I am watching the intro to machine learning Lesson 2. At https://youtu.be/blyXCk4sgEg?t=1434 you mention that we are overfitting when the the score for validation set is less than the score for training set. So is the intuitive way of when we are overfitting different in deep learning compared to Random forests?
I occasionally interview researchers through my affiliation with MLConf. This time, I learned I could interview whomever I wished, and Leslie Smith was the first person to come to mind. Also, I had googled him, and there was limited info on his career, so I was interested in learning more.
This is such a good paper. I love how practical it is and straightforward it is. I wish more papers had Remark sections! I completely missed this paper initially, but I will definitely be reading more of Leslie Smith papers going forward. That interview was awesome as well. Nice job Reshama!

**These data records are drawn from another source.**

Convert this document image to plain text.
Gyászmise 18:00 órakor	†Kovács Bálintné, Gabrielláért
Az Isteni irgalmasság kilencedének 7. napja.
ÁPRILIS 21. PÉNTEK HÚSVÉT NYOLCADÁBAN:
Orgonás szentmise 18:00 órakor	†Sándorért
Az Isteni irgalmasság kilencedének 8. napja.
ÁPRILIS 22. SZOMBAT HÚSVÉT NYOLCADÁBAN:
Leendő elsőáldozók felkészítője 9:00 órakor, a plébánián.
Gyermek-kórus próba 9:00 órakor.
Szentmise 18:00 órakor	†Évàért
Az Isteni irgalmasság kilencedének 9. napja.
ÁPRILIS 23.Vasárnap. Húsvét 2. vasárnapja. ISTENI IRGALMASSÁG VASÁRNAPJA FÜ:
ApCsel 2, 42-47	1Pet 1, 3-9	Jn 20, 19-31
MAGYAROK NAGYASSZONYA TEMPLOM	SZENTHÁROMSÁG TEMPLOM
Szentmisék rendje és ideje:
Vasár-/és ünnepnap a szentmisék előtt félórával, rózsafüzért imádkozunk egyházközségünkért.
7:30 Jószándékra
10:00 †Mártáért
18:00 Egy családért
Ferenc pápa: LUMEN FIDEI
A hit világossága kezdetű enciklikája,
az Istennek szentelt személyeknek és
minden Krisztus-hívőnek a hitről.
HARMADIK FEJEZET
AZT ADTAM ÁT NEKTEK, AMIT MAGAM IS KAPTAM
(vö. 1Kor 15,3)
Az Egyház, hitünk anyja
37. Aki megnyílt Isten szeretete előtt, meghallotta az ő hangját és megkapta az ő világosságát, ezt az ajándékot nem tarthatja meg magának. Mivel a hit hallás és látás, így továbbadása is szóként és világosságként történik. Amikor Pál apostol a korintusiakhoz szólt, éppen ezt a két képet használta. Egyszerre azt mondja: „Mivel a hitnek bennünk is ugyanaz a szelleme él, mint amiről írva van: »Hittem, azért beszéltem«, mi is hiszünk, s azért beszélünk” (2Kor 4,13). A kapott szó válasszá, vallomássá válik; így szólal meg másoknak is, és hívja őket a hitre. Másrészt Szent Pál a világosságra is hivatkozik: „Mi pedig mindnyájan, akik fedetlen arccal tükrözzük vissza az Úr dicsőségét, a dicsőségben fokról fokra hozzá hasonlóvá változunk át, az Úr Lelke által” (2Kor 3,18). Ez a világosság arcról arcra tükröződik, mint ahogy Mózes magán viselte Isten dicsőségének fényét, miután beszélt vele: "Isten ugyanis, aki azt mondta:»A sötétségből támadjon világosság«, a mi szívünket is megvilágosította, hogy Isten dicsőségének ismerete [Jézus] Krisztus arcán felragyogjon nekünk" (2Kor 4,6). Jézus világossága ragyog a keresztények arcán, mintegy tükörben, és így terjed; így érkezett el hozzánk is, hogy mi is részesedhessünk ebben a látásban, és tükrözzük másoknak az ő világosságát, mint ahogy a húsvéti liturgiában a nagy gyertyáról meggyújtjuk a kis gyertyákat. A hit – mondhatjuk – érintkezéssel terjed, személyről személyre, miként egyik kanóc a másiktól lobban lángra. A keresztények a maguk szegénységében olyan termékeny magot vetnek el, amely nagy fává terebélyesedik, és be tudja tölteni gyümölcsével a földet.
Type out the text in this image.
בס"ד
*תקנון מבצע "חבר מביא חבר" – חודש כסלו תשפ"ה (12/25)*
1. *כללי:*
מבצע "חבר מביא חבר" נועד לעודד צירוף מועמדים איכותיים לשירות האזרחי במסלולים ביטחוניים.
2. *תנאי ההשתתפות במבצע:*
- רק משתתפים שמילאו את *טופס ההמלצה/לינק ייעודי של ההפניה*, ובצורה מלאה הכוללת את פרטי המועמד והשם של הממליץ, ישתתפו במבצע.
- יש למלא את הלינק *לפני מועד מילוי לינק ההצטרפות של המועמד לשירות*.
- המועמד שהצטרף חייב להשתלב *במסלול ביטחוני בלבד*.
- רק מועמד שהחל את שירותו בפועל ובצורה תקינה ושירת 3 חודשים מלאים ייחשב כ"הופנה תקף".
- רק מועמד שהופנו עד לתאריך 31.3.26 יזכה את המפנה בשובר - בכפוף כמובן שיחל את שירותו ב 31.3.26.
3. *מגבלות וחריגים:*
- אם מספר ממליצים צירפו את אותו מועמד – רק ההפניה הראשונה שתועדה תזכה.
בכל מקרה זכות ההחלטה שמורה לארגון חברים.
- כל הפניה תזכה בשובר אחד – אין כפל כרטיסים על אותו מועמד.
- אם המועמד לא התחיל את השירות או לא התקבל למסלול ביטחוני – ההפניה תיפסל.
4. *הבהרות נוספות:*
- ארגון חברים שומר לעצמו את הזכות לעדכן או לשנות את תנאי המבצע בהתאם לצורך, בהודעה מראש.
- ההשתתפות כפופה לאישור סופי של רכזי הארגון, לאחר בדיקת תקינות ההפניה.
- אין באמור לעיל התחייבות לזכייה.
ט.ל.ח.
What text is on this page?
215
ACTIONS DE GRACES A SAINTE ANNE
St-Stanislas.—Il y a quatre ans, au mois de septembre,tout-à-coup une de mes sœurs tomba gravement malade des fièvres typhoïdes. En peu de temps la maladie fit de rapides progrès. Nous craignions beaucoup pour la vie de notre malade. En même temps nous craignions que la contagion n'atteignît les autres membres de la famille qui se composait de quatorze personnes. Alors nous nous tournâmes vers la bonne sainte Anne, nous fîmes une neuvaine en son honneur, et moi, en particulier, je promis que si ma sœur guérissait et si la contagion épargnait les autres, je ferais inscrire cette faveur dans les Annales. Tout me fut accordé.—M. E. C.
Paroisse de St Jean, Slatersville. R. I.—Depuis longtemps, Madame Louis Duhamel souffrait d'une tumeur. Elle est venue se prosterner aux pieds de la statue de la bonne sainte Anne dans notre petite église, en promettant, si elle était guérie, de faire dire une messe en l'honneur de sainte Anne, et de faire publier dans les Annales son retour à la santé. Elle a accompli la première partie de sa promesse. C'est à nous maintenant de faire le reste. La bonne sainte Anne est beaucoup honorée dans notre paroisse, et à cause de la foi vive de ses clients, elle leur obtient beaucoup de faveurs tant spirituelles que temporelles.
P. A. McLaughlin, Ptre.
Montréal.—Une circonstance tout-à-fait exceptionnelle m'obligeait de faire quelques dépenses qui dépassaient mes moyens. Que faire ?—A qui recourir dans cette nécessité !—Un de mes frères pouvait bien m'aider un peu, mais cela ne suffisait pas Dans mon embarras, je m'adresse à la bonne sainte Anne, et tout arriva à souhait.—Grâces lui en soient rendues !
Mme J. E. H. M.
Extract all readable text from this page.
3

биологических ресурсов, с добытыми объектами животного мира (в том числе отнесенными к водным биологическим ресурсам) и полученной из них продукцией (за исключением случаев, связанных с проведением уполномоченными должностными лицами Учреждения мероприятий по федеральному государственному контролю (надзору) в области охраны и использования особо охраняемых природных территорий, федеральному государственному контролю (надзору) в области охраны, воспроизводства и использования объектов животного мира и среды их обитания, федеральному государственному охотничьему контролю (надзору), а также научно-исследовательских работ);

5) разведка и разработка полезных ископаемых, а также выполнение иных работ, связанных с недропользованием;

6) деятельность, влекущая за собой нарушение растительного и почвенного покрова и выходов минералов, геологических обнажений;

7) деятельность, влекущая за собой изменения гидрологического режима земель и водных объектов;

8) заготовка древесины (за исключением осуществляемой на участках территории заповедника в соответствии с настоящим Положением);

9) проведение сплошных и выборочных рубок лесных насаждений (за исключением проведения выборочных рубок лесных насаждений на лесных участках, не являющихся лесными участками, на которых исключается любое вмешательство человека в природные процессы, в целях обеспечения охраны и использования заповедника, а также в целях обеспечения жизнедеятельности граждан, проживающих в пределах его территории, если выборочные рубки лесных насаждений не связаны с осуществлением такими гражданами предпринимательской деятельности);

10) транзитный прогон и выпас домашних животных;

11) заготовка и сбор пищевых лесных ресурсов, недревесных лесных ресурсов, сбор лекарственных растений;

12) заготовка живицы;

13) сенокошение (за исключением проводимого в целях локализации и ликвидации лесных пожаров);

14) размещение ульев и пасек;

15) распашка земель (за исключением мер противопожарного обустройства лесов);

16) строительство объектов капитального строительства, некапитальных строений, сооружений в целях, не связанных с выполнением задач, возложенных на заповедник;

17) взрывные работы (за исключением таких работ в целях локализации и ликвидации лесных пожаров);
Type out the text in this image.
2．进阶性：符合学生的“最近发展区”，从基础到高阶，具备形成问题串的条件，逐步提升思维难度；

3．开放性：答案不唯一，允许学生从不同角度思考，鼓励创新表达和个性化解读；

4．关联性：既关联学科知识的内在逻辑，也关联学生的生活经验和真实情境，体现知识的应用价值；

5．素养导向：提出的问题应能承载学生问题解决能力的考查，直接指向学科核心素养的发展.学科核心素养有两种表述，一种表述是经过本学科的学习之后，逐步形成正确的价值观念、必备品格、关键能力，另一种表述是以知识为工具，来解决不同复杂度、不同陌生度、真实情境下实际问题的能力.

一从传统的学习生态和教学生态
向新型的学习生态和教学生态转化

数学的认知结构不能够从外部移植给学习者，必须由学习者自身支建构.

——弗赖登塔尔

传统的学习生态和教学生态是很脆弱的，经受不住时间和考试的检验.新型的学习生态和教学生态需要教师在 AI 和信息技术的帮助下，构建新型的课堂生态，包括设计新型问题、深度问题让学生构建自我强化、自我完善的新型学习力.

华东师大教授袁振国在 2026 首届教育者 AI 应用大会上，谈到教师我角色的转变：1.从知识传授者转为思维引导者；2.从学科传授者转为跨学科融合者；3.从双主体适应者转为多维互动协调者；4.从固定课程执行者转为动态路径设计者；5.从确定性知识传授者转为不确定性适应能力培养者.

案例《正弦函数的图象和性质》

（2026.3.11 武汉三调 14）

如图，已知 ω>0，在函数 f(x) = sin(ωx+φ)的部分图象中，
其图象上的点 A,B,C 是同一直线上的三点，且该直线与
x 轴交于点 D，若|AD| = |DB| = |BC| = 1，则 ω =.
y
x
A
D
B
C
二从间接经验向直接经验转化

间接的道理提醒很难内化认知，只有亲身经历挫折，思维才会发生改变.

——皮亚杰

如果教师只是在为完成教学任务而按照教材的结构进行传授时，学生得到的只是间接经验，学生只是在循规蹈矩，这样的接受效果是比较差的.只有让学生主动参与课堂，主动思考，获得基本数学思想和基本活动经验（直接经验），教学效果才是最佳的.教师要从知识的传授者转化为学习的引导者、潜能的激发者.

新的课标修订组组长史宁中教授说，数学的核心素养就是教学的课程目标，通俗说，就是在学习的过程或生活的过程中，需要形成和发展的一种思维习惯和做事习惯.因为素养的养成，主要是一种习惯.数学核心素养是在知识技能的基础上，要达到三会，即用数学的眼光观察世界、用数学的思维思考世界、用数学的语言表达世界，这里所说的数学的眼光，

One takeaway I am seeing from the paper is about weight decay:
If you have no idea of a reasonable value for weight decay, test 10−3, 10−4, 10−5, and, 0. Smaller
datasets and architectures seem to require larger values for weight decay while larger datasets and
deeper architectures seem to require smaller values. Our hypothesis is that complex data provides
its own regularization and other regularization should be reduced.
This paper is a gem for the practitioner. Despite had already seen many of those suggestions in the Fastai videos, it was good to understand a lot of the rational behind on why this or that works and to give attention to some ideas that are less discussed in the videos (as all the discussion about weight decay as @KevinB said) .
One question that came to my mind is: If we should use the largest batch size our GPU memory allows, and given that the size of the network does not change during training, one could calculate the maximum (optimal) batch size considering GPU memory, network size and frozen layers and never running out of memory. Right?